O movimento de Paes foi motivado pelo crescimento de articulações no PT fluminense, envolvendo o deputado Rodrigo Bacellar e a possibilidade de André Ceciliano disputar uma eleição indireta para governador em caso de renúncia de Cláudio Castro. Bacellar articula nos bastidores para viabilizar Ceciliano, enquanto Paes via a candidatura petista como uma ameaça à sua estratégia de vencer no primeiro turno.
A cúpula do PT passou a desconfiar dos gestos de Paes, como seu apoio ao pastor Silas Malafaia e sua declaração de aliança com o PL. A entrada de Bacellar no jogo político aumentou a tensão no cenário eleitoral fluminense, com Ceciliano e outros nomes em disputa pelo governo estadual.
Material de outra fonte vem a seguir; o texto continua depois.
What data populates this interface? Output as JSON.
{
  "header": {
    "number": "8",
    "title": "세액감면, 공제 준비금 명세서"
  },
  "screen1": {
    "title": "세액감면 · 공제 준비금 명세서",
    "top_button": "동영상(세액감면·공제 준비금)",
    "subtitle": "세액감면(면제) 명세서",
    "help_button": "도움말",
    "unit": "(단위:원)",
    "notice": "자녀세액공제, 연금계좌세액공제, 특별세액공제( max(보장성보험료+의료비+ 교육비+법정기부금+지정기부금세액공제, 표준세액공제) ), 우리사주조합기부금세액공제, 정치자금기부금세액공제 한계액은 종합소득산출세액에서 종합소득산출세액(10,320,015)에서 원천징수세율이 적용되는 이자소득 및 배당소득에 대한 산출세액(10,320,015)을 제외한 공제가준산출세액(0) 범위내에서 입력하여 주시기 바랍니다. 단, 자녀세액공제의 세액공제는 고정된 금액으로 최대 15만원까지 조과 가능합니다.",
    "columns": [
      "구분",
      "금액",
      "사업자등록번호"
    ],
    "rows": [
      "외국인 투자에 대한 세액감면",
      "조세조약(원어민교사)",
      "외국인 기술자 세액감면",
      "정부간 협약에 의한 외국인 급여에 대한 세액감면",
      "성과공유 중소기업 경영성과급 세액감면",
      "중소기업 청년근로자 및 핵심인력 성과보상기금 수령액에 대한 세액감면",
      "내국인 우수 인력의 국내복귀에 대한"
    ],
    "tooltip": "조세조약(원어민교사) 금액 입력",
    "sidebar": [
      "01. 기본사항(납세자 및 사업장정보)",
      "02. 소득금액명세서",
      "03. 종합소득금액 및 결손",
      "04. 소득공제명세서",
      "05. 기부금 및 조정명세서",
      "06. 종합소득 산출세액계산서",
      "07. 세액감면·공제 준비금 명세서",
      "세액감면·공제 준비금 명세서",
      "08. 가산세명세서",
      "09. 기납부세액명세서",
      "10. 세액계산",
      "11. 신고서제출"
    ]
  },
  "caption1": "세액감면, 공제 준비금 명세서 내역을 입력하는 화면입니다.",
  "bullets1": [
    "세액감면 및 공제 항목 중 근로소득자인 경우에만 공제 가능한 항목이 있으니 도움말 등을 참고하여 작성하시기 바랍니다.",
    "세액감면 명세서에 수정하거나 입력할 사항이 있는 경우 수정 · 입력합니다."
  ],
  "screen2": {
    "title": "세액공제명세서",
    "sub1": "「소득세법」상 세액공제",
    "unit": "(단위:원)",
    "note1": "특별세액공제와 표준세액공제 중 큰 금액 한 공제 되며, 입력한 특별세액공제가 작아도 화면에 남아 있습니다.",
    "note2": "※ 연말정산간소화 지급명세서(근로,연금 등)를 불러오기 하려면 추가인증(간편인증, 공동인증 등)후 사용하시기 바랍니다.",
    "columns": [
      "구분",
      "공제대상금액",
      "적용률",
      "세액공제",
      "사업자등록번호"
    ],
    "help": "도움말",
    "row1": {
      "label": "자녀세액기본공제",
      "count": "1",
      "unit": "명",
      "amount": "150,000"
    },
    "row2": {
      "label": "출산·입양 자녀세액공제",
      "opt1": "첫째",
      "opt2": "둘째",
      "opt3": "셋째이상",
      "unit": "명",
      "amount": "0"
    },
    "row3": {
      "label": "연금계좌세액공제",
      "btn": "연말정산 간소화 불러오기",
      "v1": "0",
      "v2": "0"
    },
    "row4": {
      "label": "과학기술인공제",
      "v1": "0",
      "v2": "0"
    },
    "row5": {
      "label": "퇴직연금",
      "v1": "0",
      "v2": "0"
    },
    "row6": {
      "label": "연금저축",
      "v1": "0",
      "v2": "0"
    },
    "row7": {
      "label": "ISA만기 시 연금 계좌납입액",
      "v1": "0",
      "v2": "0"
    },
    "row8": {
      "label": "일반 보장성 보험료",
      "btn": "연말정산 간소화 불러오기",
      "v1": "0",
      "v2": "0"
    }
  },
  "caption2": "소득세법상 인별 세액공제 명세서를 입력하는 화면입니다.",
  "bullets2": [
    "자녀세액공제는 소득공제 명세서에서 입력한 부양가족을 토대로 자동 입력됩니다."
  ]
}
O gesto de Paes foi interpretado como uma tentativa de conter danos e recuperar a confiança do PT, porém Lula e seus aliados ainda têm dúvidas sobre a real disposição do prefeito em manter a aliança. O peso do bolsonarismo no estado e a importância dos eleitores conservadores tornam o cenário incerto para Paes e suas estratégias eleitorais.
Enquanto o PT mantém cautela devido a traumas passados, as negociações nos bastidores entre petistas e Bacellar continuam a preocupar Paes e Claudio Castro. A disputa pelo controle da Alerj e pela cadeira de governador interino já se tornou um ponto de tensão antes mesmo do início oficial da campanha.